The rewards come from there: The personal becomes the political, the communal, the national. My 16-year-old brother, whose school already requires community service, says that tutoring elementary-school kids reduces stress in his life.
Making community service as much a part of young Americans' weekly lives as algebra and reality shows would also have a powerful effect on my generation's ideas about race, privilege, and entitlement. The under-25 population contains the largest percentage of non-white and multiracial Americans, and we will be the first generation to reach a white minority in this country, as soon as 2023. To enlist every one of us in community service is to create the most diverse army of help any nation has ever seen.
Sadly and honestly, I'd say most people in this country see volunteerism as a history of the white and fortunate helping the not white and not fortunate. Perverse as it is, mandatory student community service has for the most part been exclusive to private-school curriculum--for the kids who can generally afford to spend Tuesdays after school at a nursing home or eight weeks river-keeping in Indonesia, rather than earning money for the family in a part-time job.
The summer after eleventh grade I went to Lima, Peru, with a volunteer organization whose aim was cross-cultural studies. Most of the kids in the program were upper-middle-class. Every morning we were chauffeured through shanty towns to a pre-school, where we watched kids learn numbers and sometimes sponged juice spills at snack time.

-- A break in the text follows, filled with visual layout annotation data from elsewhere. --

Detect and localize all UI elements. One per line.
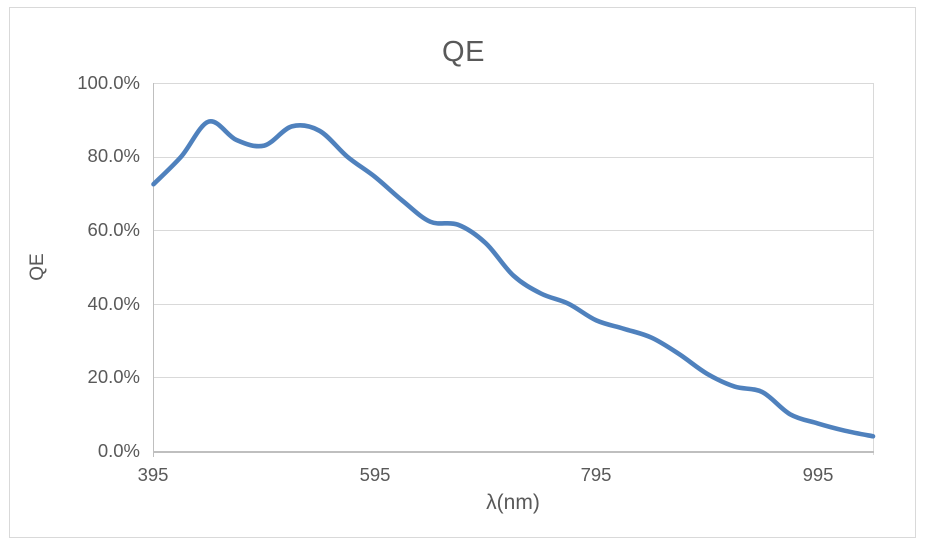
x-tick-label: 595 [359,464,391,485]
gridline-40pct [153,304,874,305]
gridline-100pct [153,83,874,84]
y-tick-label: 40.0% [87,293,140,314]
y-tick-label: 20.0% [87,366,140,387]
y-tick-label: 80.0% [87,145,140,166]
x-axis-title: λ(nm) [486,491,540,514]
y-axis-title: QE [27,253,48,281]
chart-outer-border [9,7,916,538]
x-axis-line [153,451,874,453]
plot-right-border [873,83,874,455]
x-tick-label: 395 [137,464,169,485]
y-tick-label: 60.0% [87,219,140,240]
gridline-20pct [153,377,874,378]
y-tick-label: 100.0% [77,72,140,93]
gridline-60pct [153,230,874,231]
x-tick-label: 795 [580,464,612,485]
gridline-80pct [153,157,874,158]
y-axis-line [153,83,154,457]
x-tick-label: 995 [802,464,834,485]
chart-title: QE [442,36,485,68]
y-tick-label: 0.0% [97,440,140,461]
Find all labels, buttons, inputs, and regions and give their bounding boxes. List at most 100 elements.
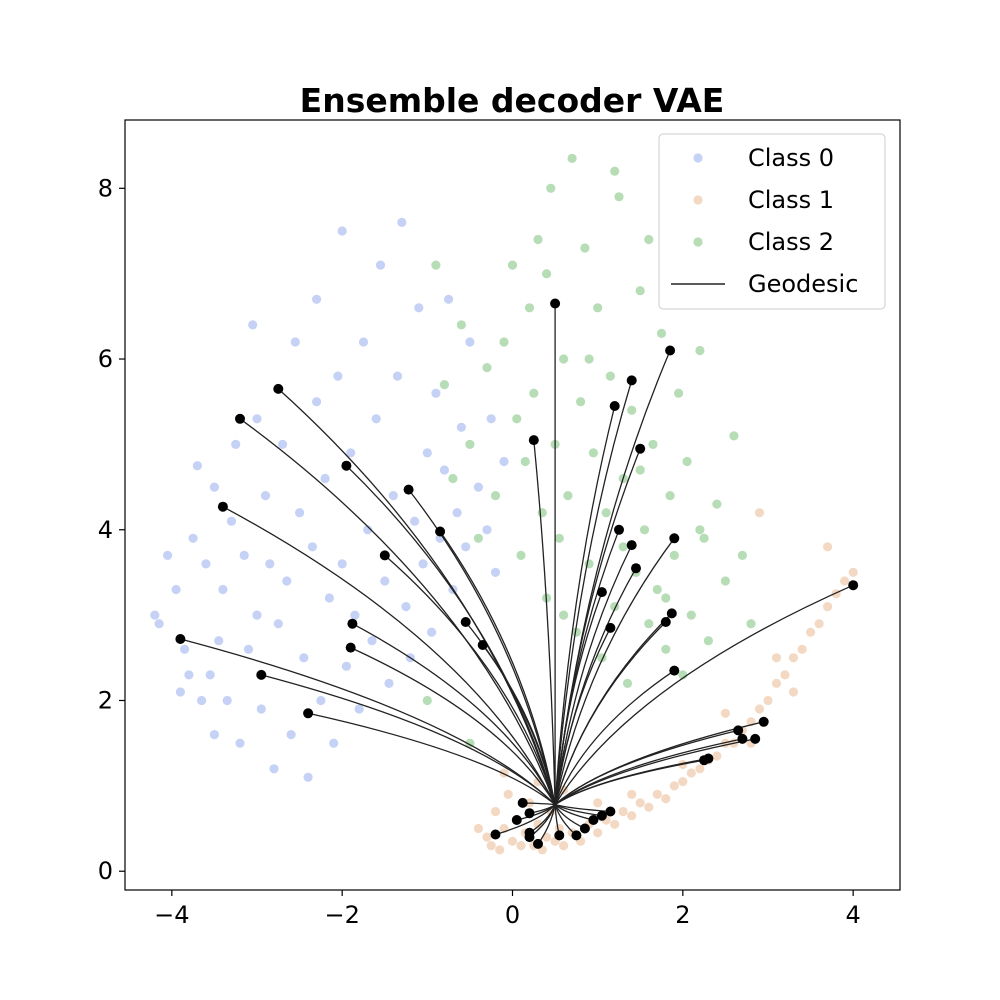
class0-point — [273, 619, 283, 629]
class2-point — [537, 508, 547, 518]
class2-point — [610, 166, 620, 176]
class1-point — [763, 695, 773, 706]
geodesic-endpoint — [490, 829, 501, 840]
class2-point — [665, 491, 675, 501]
class1-point — [686, 768, 696, 778]
class0-point — [218, 584, 228, 595]
geodesic-endpoint — [517, 797, 528, 808]
class0-point — [490, 567, 501, 578]
geodesic-endpoints — [175, 298, 859, 849]
class0-point — [482, 525, 492, 535]
geodesic-curve — [345, 465, 556, 805]
legend-box — [658, 133, 886, 310]
geodesic-curve — [554, 584, 854, 805]
class0-point — [248, 320, 258, 330]
geodesic-endpoint — [524, 832, 535, 843]
class2-point — [588, 448, 599, 458]
geodesic-endpoint — [609, 401, 620, 411]
class2-point — [622, 678, 633, 689]
class1-point — [848, 567, 858, 578]
class0-point — [456, 422, 466, 432]
legend-marker-swatch — [693, 195, 703, 205]
class0-point — [320, 473, 330, 484]
class1-point — [840, 576, 850, 586]
class2-point — [682, 456, 692, 467]
class2-point — [656, 328, 667, 338]
class2-point — [605, 371, 616, 381]
class0-point — [307, 542, 317, 552]
class0-point — [205, 670, 215, 680]
geodesic-curve — [554, 729, 739, 806]
class1-point — [627, 789, 637, 800]
class2-point — [567, 153, 577, 163]
geodesic-endpoint — [533, 838, 543, 849]
class0-point — [465, 337, 475, 347]
geodesic-endpoint — [460, 617, 471, 627]
legend-label: Geodesic — [748, 270, 858, 298]
class1-point — [507, 836, 518, 846]
geodesic-curve — [554, 670, 675, 805]
geodesic-curve — [261, 674, 556, 806]
class1-point — [814, 619, 824, 629]
geodesic-endpoint — [477, 640, 488, 650]
class1-point — [780, 670, 790, 680]
class1-point — [482, 832, 492, 842]
class0-point — [316, 695, 326, 706]
class0-point — [209, 482, 219, 492]
x-tick-label: 4 — [846, 901, 861, 929]
x-tick-label: 2 — [675, 901, 690, 929]
class2-point — [669, 550, 679, 561]
class0-point — [329, 738, 339, 748]
class1-point — [823, 602, 833, 612]
class0-point — [427, 627, 437, 637]
geodesic-endpoint — [605, 622, 616, 633]
geodesic-endpoint — [175, 634, 186, 644]
class1-point — [593, 798, 603, 808]
class0-point — [333, 371, 343, 381]
class0-point — [312, 294, 322, 304]
class2-point — [571, 627, 582, 637]
geodesic-endpoint — [303, 708, 314, 719]
class2-point — [554, 533, 564, 543]
geodesic-endpoint — [435, 526, 446, 537]
x-tick-label: −4 — [154, 901, 189, 929]
geodesic-endpoint — [669, 533, 680, 544]
class2-point — [644, 619, 654, 629]
class2-point — [584, 354, 594, 364]
class2-point — [431, 260, 441, 270]
class1-point — [644, 802, 654, 812]
class1-point — [797, 644, 807, 654]
geodesic-endpoint — [660, 617, 671, 627]
class0-point — [214, 636, 224, 646]
class0-point — [278, 439, 288, 449]
class2-point — [422, 695, 432, 706]
geodesic-curve — [554, 738, 743, 806]
class2-point — [546, 183, 556, 193]
class2-point — [576, 397, 586, 407]
class1-point — [495, 845, 505, 855]
class1-point — [486, 841, 496, 851]
class1-point — [516, 841, 526, 851]
geodesic-endpoint — [579, 823, 590, 834]
class0-point — [439, 465, 449, 475]
x-tick-label: 0 — [505, 901, 520, 929]
class2-point — [448, 473, 458, 484]
class2-point — [601, 508, 611, 518]
geodesic-endpoint — [379, 550, 390, 561]
class0-point — [295, 508, 305, 518]
class2-point — [729, 431, 739, 441]
legend: Class 0 Class 1 Class 2 Geodesic — [658, 133, 886, 310]
class0-point — [341, 661, 351, 671]
class0-point — [350, 610, 360, 620]
class0-point — [380, 576, 390, 586]
class0-point — [384, 678, 394, 689]
class0-point — [209, 730, 219, 740]
geodesic-curve — [533, 440, 556, 805]
plot-area: −4 −2 0 2 4 0 2 4 6 8 — [98, 119, 901, 929]
class2-point — [627, 405, 637, 415]
geodesic-curve — [439, 531, 556, 805]
class2-point — [520, 456, 530, 467]
x-tick-label: −2 — [324, 901, 359, 929]
chart-title: Ensemble decoder VAE — [300, 81, 725, 120]
geodesic-endpoint — [571, 830, 582, 841]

The school didn't benefit in any obvious way from the lurking foreign teenagers.
Still, the other volunteers and I felt that we gained from the experience. However subtly or temporarily, our perspectives on privilege changed. We weren't transformed into teenage Gandhis, but the sense of entitlement to our iPods and big dorm rooms wavered. One girl told me it was the first time she'd ever felt genuinely unselfish.
If even well meaning but misguided volunteering helps the volunteers as much as it helps those they are supposedly serving, imagine the gains when kids who could really be on either side of the community-service equation are put on the giving, empowered end. Young people who grow up hearing every day at home that they are the charity cases can begin to escape that way of thinking -- to be met with respect and their own ability to affect change, starting with that one hour every week.

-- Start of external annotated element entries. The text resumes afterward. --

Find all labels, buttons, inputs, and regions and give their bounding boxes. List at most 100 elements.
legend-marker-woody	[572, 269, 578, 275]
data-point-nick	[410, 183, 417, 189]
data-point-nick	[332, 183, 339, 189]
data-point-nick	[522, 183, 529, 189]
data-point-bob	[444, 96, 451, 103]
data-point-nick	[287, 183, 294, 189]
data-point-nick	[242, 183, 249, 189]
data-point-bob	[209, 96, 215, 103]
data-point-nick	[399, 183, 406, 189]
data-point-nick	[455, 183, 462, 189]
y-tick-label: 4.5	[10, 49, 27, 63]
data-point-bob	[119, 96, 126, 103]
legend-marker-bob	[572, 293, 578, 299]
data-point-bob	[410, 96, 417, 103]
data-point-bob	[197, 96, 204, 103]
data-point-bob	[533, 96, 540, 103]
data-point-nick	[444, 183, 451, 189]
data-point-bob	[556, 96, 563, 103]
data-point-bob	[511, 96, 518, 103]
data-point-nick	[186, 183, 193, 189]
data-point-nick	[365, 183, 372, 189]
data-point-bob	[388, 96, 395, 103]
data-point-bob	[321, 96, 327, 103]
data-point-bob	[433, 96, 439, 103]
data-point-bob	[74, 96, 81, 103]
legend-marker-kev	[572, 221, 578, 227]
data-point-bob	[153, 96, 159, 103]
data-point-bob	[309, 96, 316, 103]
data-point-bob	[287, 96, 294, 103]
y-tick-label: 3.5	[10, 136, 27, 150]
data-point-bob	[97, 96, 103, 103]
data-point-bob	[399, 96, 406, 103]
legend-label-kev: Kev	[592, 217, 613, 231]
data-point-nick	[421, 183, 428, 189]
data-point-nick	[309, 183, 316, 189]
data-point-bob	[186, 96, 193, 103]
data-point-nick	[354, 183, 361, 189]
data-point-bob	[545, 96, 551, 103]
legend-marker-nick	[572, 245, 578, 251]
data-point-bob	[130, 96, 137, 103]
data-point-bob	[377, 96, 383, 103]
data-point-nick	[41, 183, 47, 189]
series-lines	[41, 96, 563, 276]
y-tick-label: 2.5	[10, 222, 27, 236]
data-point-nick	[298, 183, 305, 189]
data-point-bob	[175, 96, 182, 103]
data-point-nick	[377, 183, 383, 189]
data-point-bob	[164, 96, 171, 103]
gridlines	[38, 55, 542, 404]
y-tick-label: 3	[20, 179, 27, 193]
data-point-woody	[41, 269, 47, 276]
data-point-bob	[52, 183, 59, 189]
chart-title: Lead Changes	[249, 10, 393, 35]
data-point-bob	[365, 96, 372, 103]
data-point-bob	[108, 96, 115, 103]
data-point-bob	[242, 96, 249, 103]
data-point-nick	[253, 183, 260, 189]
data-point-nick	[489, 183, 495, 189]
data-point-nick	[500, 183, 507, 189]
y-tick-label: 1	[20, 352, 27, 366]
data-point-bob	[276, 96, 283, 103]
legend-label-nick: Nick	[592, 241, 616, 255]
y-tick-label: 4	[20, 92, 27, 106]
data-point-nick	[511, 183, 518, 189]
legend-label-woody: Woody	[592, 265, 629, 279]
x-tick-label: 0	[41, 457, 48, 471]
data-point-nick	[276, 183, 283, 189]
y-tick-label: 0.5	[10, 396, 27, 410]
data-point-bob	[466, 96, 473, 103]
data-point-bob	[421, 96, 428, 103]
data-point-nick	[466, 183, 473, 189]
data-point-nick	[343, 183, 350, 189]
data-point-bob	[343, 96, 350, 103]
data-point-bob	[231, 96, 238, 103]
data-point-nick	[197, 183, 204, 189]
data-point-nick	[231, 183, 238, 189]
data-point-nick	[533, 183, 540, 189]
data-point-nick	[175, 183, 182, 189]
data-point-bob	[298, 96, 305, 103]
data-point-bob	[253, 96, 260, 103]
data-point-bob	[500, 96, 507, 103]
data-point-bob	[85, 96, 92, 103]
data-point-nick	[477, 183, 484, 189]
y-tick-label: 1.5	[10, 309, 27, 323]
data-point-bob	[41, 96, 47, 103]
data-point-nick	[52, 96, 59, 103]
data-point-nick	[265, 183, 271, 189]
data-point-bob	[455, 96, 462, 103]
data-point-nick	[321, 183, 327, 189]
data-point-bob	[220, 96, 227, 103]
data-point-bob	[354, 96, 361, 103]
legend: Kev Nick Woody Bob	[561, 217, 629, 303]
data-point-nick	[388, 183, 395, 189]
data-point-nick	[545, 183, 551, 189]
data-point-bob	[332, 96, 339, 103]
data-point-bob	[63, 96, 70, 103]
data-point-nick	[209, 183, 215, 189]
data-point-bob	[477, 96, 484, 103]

With kids of all races and classes on the serving side, stereotypes are exploded, boundaries are frustrated. No one segment of the population is perceived as more or less in need. No one segment of the population is the other, the giver or the taker of aid.
Right now, when lines stretch for blocks from soup kitchens, we need more than a few well-off people donating cans of yams from the back of their cupboards. Every one of the nation's young people could start contributing to a foundational American belief in service -- and finding something else extraordinary about themselves to cultivate and put in college-admissions essays.